Eric Winer: Well, I’m not sure I ever thought as an undergraduate, as a medical student that I would ever be back here. And certainly it was not my life’s goal to be a cancer center director. Fundamentally, I’m somebody who is a real doctor at heart. I like taking care of patients. I still take care of patients. And perhaps the most meaningful work I’ve done in my entire career is the work I’ve done in examining rooms with individual patients. I’m a breast cancer doctor, and that’s all I’ve been for the last 30 or so years.
That said, I knew a long time ago that simply taking care of patients and not asking questions about how to make that care better wasn’t going to be enough for me. And so early on in my first faculty job at Duke, I recognized that I needed to do research as well.

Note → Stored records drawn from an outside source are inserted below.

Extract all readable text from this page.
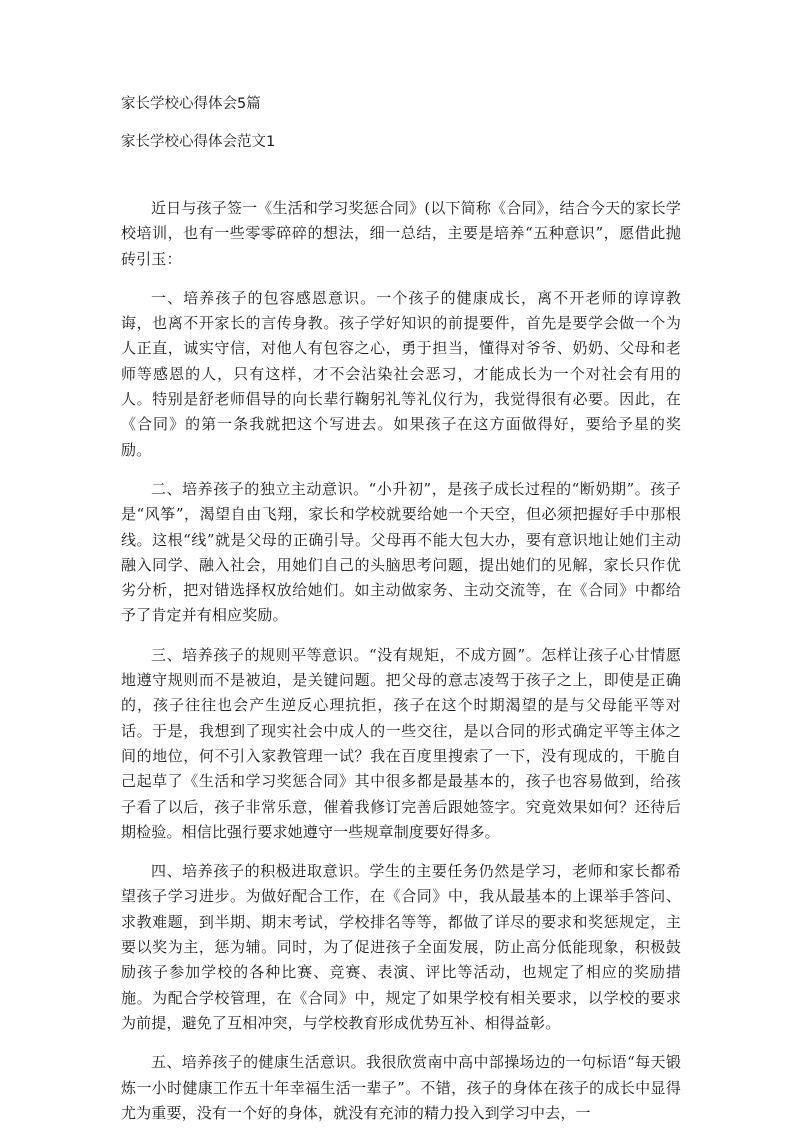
家长学校心得体会5篇
家长学校心得体会范文1

近日与孩子签一《生活和学习奖惩合同》(以下简称《合同》，结合今天的家长学校培训，也有一些零零碎碎的想法，细一总结，主要是培养“五种意识”，愿借此抛砖引玉：

一、培养孩子的包容感恩意识。一个孩子的健康成长，离不开老师的谆谆教诲，也离不开家长的言传身教。孩子学好知识的前提要件，首先是要学会做一个为人正直，诚实守信，对他人有包容之心，勇于担当，懂得对爷爷、奶奶、父母和老师等感恩的人，只有这样，才不会沾染社会恶习，才能成长为一个对社会有用的人。特别是舒老师倡导的向长辈行鞠躬礼等礼仪行为，我觉得很有必要。因此，在《合同》的第一条我就把这个写进去。如果孩子在这方面做得好，要给予星的奖励。

二、培养孩子的独立主动意识。“小升初”，是孩子成长过程的“断奶期”。孩子是“风筝”，渴望自由飞翔，家长和学校就要给她一个天空，但必须把握好手中那根线。这根“线”就是父母的正确引导。父母再不能大包大办，要有意识地让她们主动融入同学、融入社会，用她们自己的头脑思考问题，提出她们的见解，家长只作优劣分析，把对错选择权放给她们。如主动做家务、主动交流等，在《合同》中都给予了肯定并有相应奖励。

三、培养孩子的规则平等意识。“没有规矩，不成方圆”。怎样让孩子心甘情愿地遵守规则而不是被迫，是关键问题。把父母的意志凌驾于孩子之上，即使是正确的，孩子往往也会产生逆反心理抗拒，孩子在这个时期渴望的是与父母能平等对话。于是，我想到了现实社会中成人的一些交往，是以合同的形式确定平等主体之间的地位，何不引入家教管理一试？我在百度里搜索了一下，没有现成的，干脆自己起草了《生活和学习奖惩合同》其中很多都是最基本的，孩子也容易做到，给孩子看了以后，孩子非常乐意，催着我修订完善后跟她签字。究竟效果如何？还待后期检验。相信比强行要求她遵守一些规章制度要好得多。

四、培养孩子的积极进取意识。学生的主要任务仍然是学习，老师和家长都希望孩子学习进步。为做好配合工作，在《合同》中，我从最基本的上课举手答问、求教难题，到半期、期末考试，学校排名等等，都做了详尽的要求和奖惩规定，主要以奖为主，惩为辅。同时，为了促进孩子全面发展，防止高分低能现象，积极鼓励孩子参加学校的各种比赛、竞赛、表演、评比等活动，也规定了相应的奖励措施。为配合学校管理，在《合同》中，规定了如果学校有相关要求，以学校的要求为前提，避免了互相冲突，与学校教育形成优势互补、相得益彰。

五、培养孩子的健康生活意识。我很欣赏南中高中部操场边的一句标语“每天锻炼一小时健康工作五十年幸福生活一辈子”。不错，孩子的身体在孩子的成长中显得尤为重要，没有一个好的身体，就没有充沛的精力投入到学习中去，一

In truth, at Duke I thought that I was incredibly useful to everybody there and that I was a respected doctor and a beloved member of the community. But I thought I was pretty useless anyplace else. And then I started getting offered jobs and wound up spending most of my career at Dana-Farber Cancer Institute, where I built a large breast cancer program. I was able to do so because I had so many great people around me. I was given a lot of resources. And the most important of those resources, of course, are the people who I got to work with.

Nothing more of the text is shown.